Billions of dollars in joint venture projects with partner Total E&P Canada will be delayed, said Suncor Energy’s new chief executive Steve Williams on Wednesday, as both companies are analyzing alternatives to improve their profitability.
On Tuesday Canada’s largest energy company posted a 58% drop in second-quarter net income, with earnings of $333 million, or 21 cents per share, compared to $562 million, or 36 cents per share, in 2011.
Operating earnings, however, reached $1.258 billion (81 cents per common share), compared to $980 million (62 cents per common share) in the second quarter of the previous year, reportedly exceeding the average analyst estimate of 72 cents.
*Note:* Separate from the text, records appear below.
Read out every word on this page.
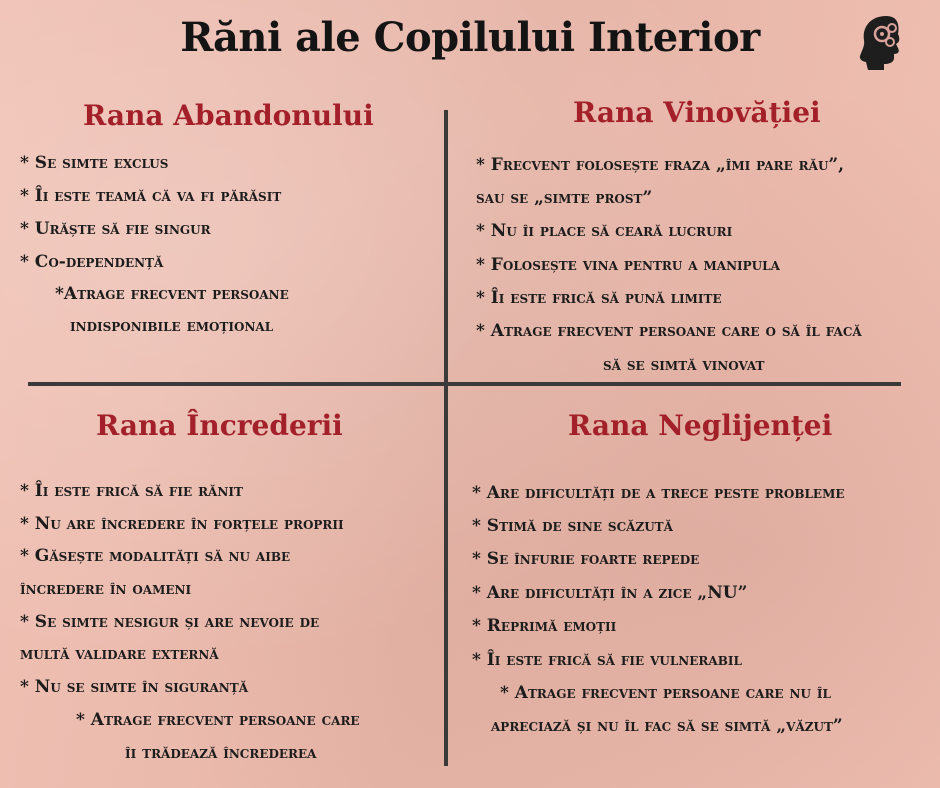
Răni ale Copilului Interior
Rana Abandonului
* Se simte exclus
* Îi este teamă că va fi părăsit
* Urăște să fie singur
* Co-dependență
*Atrage frecvent persoane
indisponibile emoțional
Rana Vinovăției
* Frecvent folosește fraza „îmi pare rău”,
sau se „simte prost”
* Nu îi place să ceară lucruri
* Folosește vina pentru a manipula
* Îi este frică să pună limite
* Atrage frecvent persoane care o să îl facă
să se simtă vinovat
Rana Încrederii
* Îi este frică să fie rănit
* Nu are încredere în forțele proprii
* Găsește modalități să nu aibe
încredere în oameni
* Se simte nesigur și are nevoie de
multă validare externă
* Nu se simte în siguranță
* Atrage frecvent persoane care
îi trădează încrederea
Rana Neglijenței
* Are dificultăți de a trece peste probleme
* Stimă de sine scăzută
* Se înfurie foarte repede
* Are dificultăți în a zice „NU”
* Reprimă emoții
* Îi este frică să fie vulnerabil
* Atrage frecvent persoane care nu îl
apreciază și nu îl fac să se simtă „văzut”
On a conference call to discuss these results, Williams said the stronger operating earnings and cash flow were due to increased production volumes and better margins at its refineries, but were offset somewhat by lower oil prices.
In December last year, Suncor (NYSE & TSX: SU) pulled its employees out of Syria to comply with international penalties aimed at weakening the regime of President Bashar Assad, censured for his administration’s bloody suppression of pro-democracy demonstrations.
“The situation in Syria has not improved, and the company is not certain if or when it will be feasible to resume operations,” the Canadian oil sands company said in a release.
“Based on an assessment of expected future net cash flows over a range of possible outcomes, the company recorded after-tax impairment charges and write-offs of $694 million against its assets in Syria in the second quarter of 2012.”
Suncor has not recorded any production from the Middle Eastern country in 2012.
The projects affected by today’s announcement include the Joslyn and Fort Hills oil sands mines and the Voyageur upgrader, estimated to cost more than $20 billion.